As in: is it getting warmer on average?, can we say that's a climate change or is it another kind of structural change in our average weather situation?, and if so, what part of it is man-made? Arguments are based on data and backed up by models; datasets are being questioned, data filtering is being questioned, models are being questioned. Things work as they should, and the current majority opinion among scientists is: yes, global warming is most definitely happening, and yes man probably has a large part in that.
As soon as politics comes into it, the debate becomes political and thoroughly commingles the question "what's going on?" with "what are the consequences if global warming is happening?" and "suppose we all went onto an austerity programme, how much help would that be in practical terms, and would it be cost-effective (supposing that global warming is man-made)?".
What you see is a split between people who argue: yes global warming is happening and it's a valid reason to tell everyone (else) what to do in terms of conserving energy and scrapping their SUV's (roughly coinciding with the "centre-left").
And between people who think "we're not going to let a bunch of hippies tell us to change our lifestyle, so we'll attack the basis on which their demands rest, which happens to be global warming. (the "far right"). Those people are known as "climate-change deniers" and are conducting a totally different debate.
Their debate is about the question "Are we going to allow others to use this global warming scare as lever with which to impose measures on people that just so happen to coincide with their (centre-left) political agenda anyway?".
They obviously don't want that, and apart from denying obvious facts they are searching for ways to discredit people who provide those facts. That's a lot easier than debating facts anyway, and those are the ones you hear calling for private emails from researchers they don't like.
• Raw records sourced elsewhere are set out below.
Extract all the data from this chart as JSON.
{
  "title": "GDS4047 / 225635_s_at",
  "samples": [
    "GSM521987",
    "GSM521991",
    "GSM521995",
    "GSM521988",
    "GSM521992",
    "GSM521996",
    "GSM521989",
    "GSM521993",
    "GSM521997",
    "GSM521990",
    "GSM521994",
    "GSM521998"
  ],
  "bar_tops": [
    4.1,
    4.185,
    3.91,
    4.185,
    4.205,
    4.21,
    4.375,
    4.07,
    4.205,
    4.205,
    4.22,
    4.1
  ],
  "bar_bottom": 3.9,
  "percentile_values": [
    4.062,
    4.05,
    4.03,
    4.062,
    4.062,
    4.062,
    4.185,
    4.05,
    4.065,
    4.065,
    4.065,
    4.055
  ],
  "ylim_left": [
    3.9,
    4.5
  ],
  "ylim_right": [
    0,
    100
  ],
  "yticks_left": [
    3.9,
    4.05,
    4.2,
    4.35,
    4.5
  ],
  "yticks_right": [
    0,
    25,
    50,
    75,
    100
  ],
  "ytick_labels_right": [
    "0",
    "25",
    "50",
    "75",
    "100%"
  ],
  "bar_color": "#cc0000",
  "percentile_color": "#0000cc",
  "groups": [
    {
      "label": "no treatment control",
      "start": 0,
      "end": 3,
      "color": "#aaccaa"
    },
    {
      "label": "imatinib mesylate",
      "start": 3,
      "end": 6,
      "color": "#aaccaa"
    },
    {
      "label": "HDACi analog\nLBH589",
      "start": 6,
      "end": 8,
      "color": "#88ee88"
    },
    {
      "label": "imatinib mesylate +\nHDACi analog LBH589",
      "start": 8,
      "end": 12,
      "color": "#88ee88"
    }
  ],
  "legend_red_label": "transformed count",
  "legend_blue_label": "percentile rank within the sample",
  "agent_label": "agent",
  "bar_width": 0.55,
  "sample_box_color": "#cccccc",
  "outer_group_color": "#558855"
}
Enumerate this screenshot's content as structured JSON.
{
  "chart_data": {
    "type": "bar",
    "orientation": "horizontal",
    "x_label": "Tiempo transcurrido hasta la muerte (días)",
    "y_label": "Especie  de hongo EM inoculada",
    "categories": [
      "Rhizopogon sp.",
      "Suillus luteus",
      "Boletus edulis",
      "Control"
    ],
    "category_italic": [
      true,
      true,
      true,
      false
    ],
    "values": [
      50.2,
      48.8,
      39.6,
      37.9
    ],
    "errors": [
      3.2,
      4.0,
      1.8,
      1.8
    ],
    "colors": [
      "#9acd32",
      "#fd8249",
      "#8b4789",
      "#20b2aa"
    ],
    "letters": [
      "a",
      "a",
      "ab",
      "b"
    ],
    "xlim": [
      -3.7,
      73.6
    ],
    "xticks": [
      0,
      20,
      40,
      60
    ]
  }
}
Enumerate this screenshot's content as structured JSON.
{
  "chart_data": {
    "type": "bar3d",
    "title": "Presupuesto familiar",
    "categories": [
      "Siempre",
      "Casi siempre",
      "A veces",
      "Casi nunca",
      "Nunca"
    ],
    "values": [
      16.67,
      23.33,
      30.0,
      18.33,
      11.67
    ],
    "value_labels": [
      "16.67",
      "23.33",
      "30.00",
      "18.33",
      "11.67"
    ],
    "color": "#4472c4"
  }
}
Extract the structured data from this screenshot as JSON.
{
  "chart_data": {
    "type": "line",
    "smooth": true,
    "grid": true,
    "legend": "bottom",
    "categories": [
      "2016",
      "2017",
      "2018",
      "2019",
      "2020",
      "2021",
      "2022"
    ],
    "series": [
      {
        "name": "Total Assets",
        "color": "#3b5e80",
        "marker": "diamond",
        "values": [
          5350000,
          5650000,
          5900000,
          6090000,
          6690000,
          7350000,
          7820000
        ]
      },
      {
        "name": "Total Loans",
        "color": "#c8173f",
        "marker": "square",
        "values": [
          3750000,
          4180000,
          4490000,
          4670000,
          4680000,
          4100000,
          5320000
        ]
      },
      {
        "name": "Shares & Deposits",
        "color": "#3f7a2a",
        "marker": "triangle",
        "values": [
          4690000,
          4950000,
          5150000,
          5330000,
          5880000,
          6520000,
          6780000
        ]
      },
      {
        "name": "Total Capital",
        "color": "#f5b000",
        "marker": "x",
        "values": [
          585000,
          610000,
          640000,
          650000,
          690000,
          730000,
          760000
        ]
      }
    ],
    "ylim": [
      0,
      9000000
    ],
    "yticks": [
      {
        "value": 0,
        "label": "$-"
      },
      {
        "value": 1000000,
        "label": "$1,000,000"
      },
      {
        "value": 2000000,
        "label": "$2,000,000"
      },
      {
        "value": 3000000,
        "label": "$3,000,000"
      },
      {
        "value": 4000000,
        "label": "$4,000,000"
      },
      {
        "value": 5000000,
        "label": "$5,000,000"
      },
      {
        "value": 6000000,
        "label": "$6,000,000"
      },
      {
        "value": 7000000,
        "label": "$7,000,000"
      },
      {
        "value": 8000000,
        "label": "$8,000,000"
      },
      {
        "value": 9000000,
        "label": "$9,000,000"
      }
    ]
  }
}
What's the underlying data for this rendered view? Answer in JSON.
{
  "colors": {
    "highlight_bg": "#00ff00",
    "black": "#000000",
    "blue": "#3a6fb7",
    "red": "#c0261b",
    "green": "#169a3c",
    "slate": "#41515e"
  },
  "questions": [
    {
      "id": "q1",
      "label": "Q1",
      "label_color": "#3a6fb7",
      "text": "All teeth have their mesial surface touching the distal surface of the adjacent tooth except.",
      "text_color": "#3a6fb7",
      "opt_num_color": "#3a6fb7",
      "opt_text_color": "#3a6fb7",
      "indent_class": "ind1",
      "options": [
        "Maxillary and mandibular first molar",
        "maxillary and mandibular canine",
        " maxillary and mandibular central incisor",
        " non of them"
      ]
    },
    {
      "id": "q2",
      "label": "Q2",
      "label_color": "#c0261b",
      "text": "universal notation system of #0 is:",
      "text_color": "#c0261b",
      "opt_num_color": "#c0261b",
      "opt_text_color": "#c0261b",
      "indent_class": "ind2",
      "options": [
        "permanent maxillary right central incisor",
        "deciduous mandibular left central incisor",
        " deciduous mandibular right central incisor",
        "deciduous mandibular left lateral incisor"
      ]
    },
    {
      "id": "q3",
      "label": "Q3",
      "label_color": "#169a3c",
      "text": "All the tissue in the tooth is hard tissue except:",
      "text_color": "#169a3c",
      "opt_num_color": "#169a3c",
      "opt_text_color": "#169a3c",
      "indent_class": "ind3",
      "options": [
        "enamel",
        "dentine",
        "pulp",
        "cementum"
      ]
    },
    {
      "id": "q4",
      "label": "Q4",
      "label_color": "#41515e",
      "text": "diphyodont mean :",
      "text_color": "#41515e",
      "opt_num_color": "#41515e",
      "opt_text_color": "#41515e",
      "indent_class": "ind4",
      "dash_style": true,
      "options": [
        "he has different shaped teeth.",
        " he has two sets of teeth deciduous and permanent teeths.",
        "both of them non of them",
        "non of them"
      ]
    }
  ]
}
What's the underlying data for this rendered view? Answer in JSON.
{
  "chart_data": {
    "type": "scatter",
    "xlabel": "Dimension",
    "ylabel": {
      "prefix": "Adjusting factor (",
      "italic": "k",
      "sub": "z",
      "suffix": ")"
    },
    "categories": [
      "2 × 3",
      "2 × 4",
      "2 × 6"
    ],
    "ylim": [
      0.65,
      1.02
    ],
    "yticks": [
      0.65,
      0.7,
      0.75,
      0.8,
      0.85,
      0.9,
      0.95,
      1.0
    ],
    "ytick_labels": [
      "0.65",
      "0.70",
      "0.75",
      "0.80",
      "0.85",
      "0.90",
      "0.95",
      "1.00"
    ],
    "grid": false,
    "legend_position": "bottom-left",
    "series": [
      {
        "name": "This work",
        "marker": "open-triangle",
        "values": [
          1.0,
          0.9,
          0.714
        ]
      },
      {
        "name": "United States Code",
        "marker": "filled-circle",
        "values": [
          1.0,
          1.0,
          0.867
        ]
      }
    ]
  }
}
Where private citizens get into it, the debate splits even further along political lines. Citizens tend to follow politicians and opinion leaders they like and will defend what their chosen opinion leaders say and attack those opinion leaders they don't like. Simple. For such people it's not about facts (they wouldn't know how to check them anyway) but about credibility and ... who they would like to be on top come next election. Nothing new here, but that particular debate was never meant to be "scientific", so we shouldn't wonder that it isn't.
So it all depends on what debate you mean: the one among scientists, the one among politicians, or the one among citizens.